The Cypriot parliament, the EU and the IMF have agreed to a €10bn bailout after a tense week of negotiations. The deal will spare depositors from a controversial levy, but will force substantial losses for large-scale depositors in two of the country’s biggest lenders. The last minute aims at preventing a collapse of the island’s banking system and protecting Cyprus’ EU membership.

The deal, which does not require approval from the local parliament, involves the closure of Laiki Bank, the country’s second largest financial institution. It banks current €4.2bn worth of deposits over €100,000 will go into a ‘bad bank’ and could be lost entirely. Smaller deposits will be transferred to the Bank of Cyprus, the country’s largest, which will undergo a vigorous restructuring. Deposits over €100,000 in the Bank of Cyprus will be frozen and could also face losses after the bank has been restructures and recapitalised.

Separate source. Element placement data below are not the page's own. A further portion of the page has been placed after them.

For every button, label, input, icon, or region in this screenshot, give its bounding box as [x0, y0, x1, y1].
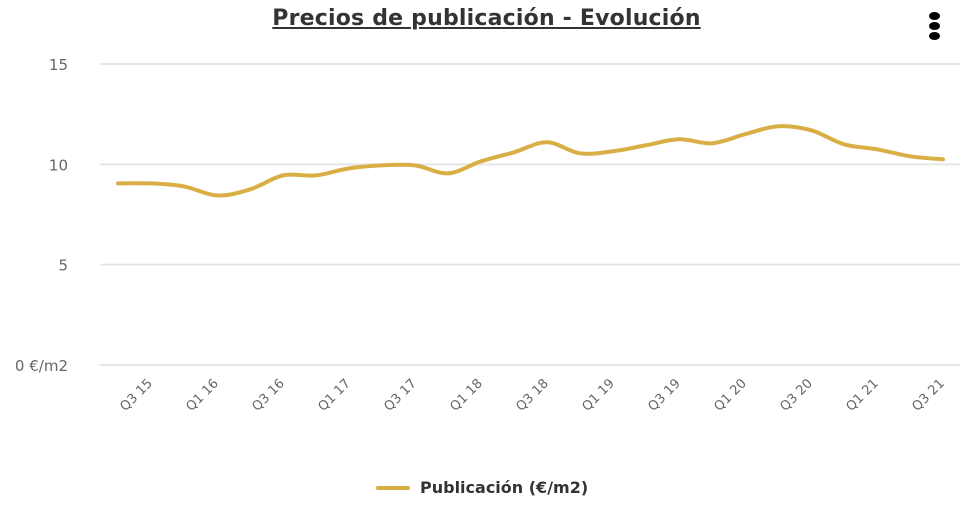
menu-dot — [928, 22, 940, 30]
legend-swatch — [376, 485, 410, 490]
x-tick-label: Q1 16 — [184, 376, 222, 414]
y-tick-label: 5 — [58, 257, 68, 275]
x-tick-label: Q3 21 — [910, 376, 948, 414]
y-tick-label: 15 — [49, 56, 68, 74]
y-tick-label: 10 — [49, 156, 68, 174]
y-tick-label: 0 €/m2 — [15, 357, 68, 375]
menu-dot — [928, 32, 940, 40]
legend-label: Publicación (€/m2) — [420, 478, 589, 497]
x-tick-label: Q3 16 — [250, 376, 288, 414]
x-tick-label: Q3 15 — [118, 376, 156, 414]
x-tick-label: Q3 17 — [382, 376, 420, 414]
legend-item[interactable]: Publicación (€/m2) — [376, 478, 588, 497]
series-line — [116, 124, 945, 198]
menu-dots-icon — [928, 12, 940, 20]
x-tick-label: Q1 19 — [580, 376, 618, 414]
chart-title: Precios de publicación - Evolución — [272, 6, 701, 31]
x-tick-label: Q1 18 — [448, 376, 486, 414]
x-tick-label: Q3 19 — [646, 376, 684, 414]
x-tick-label: Q1 21 — [844, 376, 882, 414]
x-tick-label: Q3 20 — [778, 376, 816, 414]
chart-menu-button[interactable] — [924, 12, 944, 42]
x-tick-label: Q1 20 — [712, 376, 750, 414]
x-tick-label: Q3 18 — [514, 376, 552, 414]
x-tick-label: Q1 17 — [316, 376, 354, 414]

In an unprecedented move by the EU, both junior and senior bondholders will be wiped out. The Bank of Cyprus will also take on the €9bn Laiki owes to EU creditors that has been the bank’s lifeline over recent months. None of the €10bn bailout money will go to recapitalising the Bank of Cyprus and officials still face the task of determining how much of the large deposits will be required to ‘bail in’ the bank back to health, and EU mandated capital levels.

“I’m happy because we shall have a programme and it’s in the best interests of the Cyprus people and the European Union,” said President Nicos Anastasiades, though not everyone agrees with him. While the deal is far from the original, much reviled, proposal, it is still being criticised due to the perceived double-standard of the bailout. Critics have pointed that no other rescued EU member has had to impose losses on its depositors and there are worries that the bailout will set out a dangerous precedent.

“It is clear the depth of the financial crisis in Cyprus means the near future will be very difficult for the country and its people,” said Olli Rehn, economic chief at the European Commission. Banks in Cyprus remain closed, in an attempt to prevent a flight of capital and a limit on withdrawals of €100 from the country’s cash machines remains in place.

The deal was approved hastily in the early hours, as the EC had threatened to suspend the funds holding the banks together if a deal was not reached by Monday. One of the conditions of the deal is that Cyprus tackle its overinflated banking system, which has grown to seven times the size of the island’s GDP.

Last week a controversial deal had been suggested by the EU and the IMF that would see all depositors in Cyprus’ banks face a forced haircut in order to raise €5.8bn to supplement the bailout, but the deal did not make it through the local parliament. “The numbers have not changed. If anything they’ve got worse,” said Wolfgang Schäuble, Germany’s finance minister who is leading the talks in Nicosia. “It is well known that I won’t allow myself to be blackmailed by no one or nothing I’m aware of my responsibility for the stability of the euro. If we take the wrong decisions we’ll be doing the euro a great disservice.”